Before the first proper trick, he's already working the room. “When everyone’s in a really good mood, that’s the best way to start a show.” Mission accomplished. The kids are in. The parents? Completely, happily trapped.
Behind the wild-haired, bow-tied chaos is Shep H Shepard as Dr Hubble, a seasoned sideshow performer who knows exactly how far, and how high, he can push a moment before it pops. He hypes himself: “Ladies and gentlemen, boys and girls… this is the show you’ve been waiting for” and then charges onstage like a rockstar who’s swapped guitars for soap solution.
What follows is a dare: how far can bubbles go? A square bubble hangs in the air, casually defying physics. A swirling “galaxy” spins inside another. Jellyfish drift. Dragon eggs. Disco bubbles shimmer. And something you never thought you’d see is a square bubble. And just when you think he’s run out of ways to surprise you, the finale flirts with actual fire as soap suds turn to flame.
“I never know how long a bubble’s going to last,” he shrugs, watching one tremble mid-air, “but I do know, they all pop sometime.”
It’s funny, a little philosophical, and somehow keeps even the wriggliest five-year-olds locked in.
The real magic is in the looseness. Things wobble. Tricks misfire. He leans into it. “No problem. I’ll just make another one.” That unpredictability becomes the hook. You’re not watching something polished to within an inch of its life; you’re watching something alive, risky, and unfolding in real time.
Then, just as it threatens to be all spectacle, he pivots. Kids are invited onstage and coached gently: “Not too hard… not too soft.” Their task? Keep a bubble alive using nothing but breath and teamwork. It’s chaotic, adorable, and unexpectedly moving.
When they manage it, even briefly, he reframes the moment: “I saw three humans who didn’t know each other, working together to keep something alive.” They are rewarded with some swag, stickers with the Dr Hubble brand.
In a tent buzzing with sugar and excitement, it lands.
There’s heart running quietly underneath it all.
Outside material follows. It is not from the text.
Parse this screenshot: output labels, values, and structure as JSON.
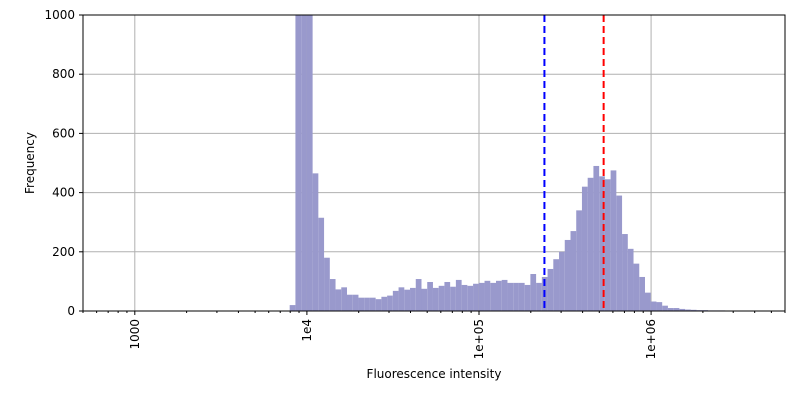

He ditches plastic gimmicks in favour of DIY tools, “two bits of bamboo and some recycled cotton”, and folds sustainability into the show without ever turning preachy. “The world doesn’t need more rubbish,” he says lightly. “What it needs is people like us being part of the bubble solution.” He’s not wrong.
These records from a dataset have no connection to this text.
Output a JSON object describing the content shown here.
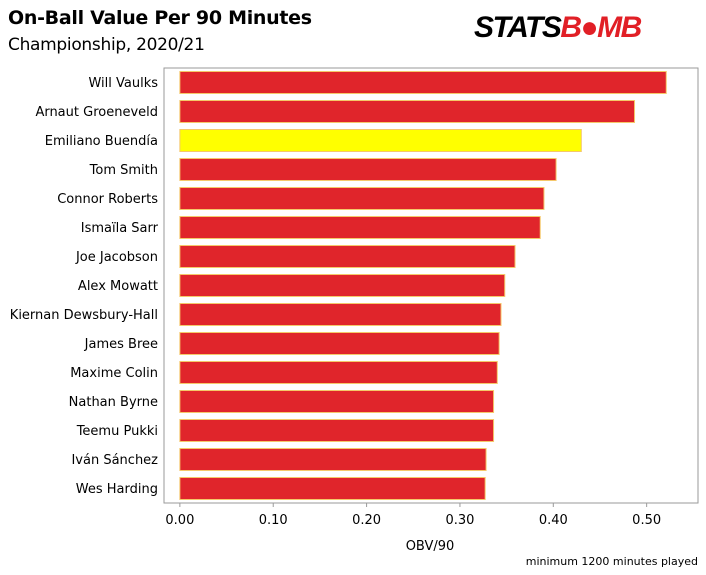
{
  "header": {
    "title": "On-Ball Value Per 90 Minutes",
    "subtitle": "Championship, 2020/21"
  },
  "brand": {
    "text_main": "STATS",
    "text_accent": "B●MB",
    "color_accent": "#e11f26"
  },
  "footnote": "minimum 1200 minutes played",
  "colors": {
    "bar_default": "#e0252b",
    "bar_highlight": "#ffff00",
    "bar_border": "#f5c86a",
    "frame": "#9a9a9a"
  },
  "chart_data": {
    "type": "bar",
    "orientation": "horizontal",
    "categories": [
      "Will Vaulks",
      "Arnaut Groeneveld",
      "Emiliano Buendía",
      "Tom Smith",
      "Connor Roberts",
      "Ismaïla Sarr",
      "Joe Jacobson",
      "Alex Mowatt",
      "Kiernan Dewsbury-Hall",
      "James Bree",
      "Maxime Colin",
      "Nathan Byrne",
      "Teemu Pukki",
      "Iván Sánchez",
      "Wes Harding"
    ],
    "values": [
      0.521,
      0.487,
      0.43,
      0.403,
      0.39,
      0.386,
      0.359,
      0.348,
      0.344,
      0.342,
      0.34,
      0.336,
      0.336,
      0.328,
      0.327
    ],
    "highlight": "Emiliano Buendía",
    "xlabel": "OBV/90",
    "ylabel": "",
    "xlim": [
      -0.017,
      0.555
    ],
    "xticks": [
      0.0,
      0.1,
      0.2,
      0.3,
      0.4,
      0.5
    ],
    "xtick_labels": [
      "0.00",
      "0.10",
      "0.20",
      "0.30",
      "0.40",
      "0.50"
    ],
    "grid": false
  }
}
His journey to this point feels just as improbable as his tricks. Before becoming Dr Hubble, Huntly was a sideshow performer cutting his teeth in big, loud, high-adrenaline productions. The bubble obsession began simply, making bubbles in his backyard in Byron Bay to entertain his daughter, until passers-by started stopping in the street to watch. “I thought, ‘There must be a show in this,’” he says. Eight years on, that backyard curiosity has evolved into a full-blown act that’s travelled from festivals like The Lost Lands Music Festival to international audiences, all built on what he calls “magic without deception.”
By the time he circles back to the teased finale, “a bomb in a bubble”, the room is completely his. Kids lean forward. Parents grin, slightly surprised by how invested they’ve become.
A blizzard of tiny bubbles drifts through the tent like snow, catching the light, and for a moment everyone is just… there.
At the 40th Melbourne International Comedy Festival, where attention is hard-won and easily lost, Dr Hubble doesn’t just hold it, he plays with it, stretches it, and sends it floating overhead. “I’ve got a little bit of enthusiasm, a little bit of optimism, and now I’ve got you as well,” he says near the end.
A friend and I went without kids, possibly the only ones, but found ourselves just as absorbed, watching not only the tricks but the delight ricocheting around the room. The real show isn’t just onstage. It’s in the faces turned upward, the laughter, the collective gasp when something impossible holds for just a second longer than it should.
Highlights: the square bubble that shouldn’t exist, the “galaxy” swirl, and a finale that quite literally goes out with a bang, the kids in the audience giggling and eyes full of wonder.
Who’s it for: kids, obviously, but also any adult who’s forgotten what it feels like to be completely, joyfully distracted.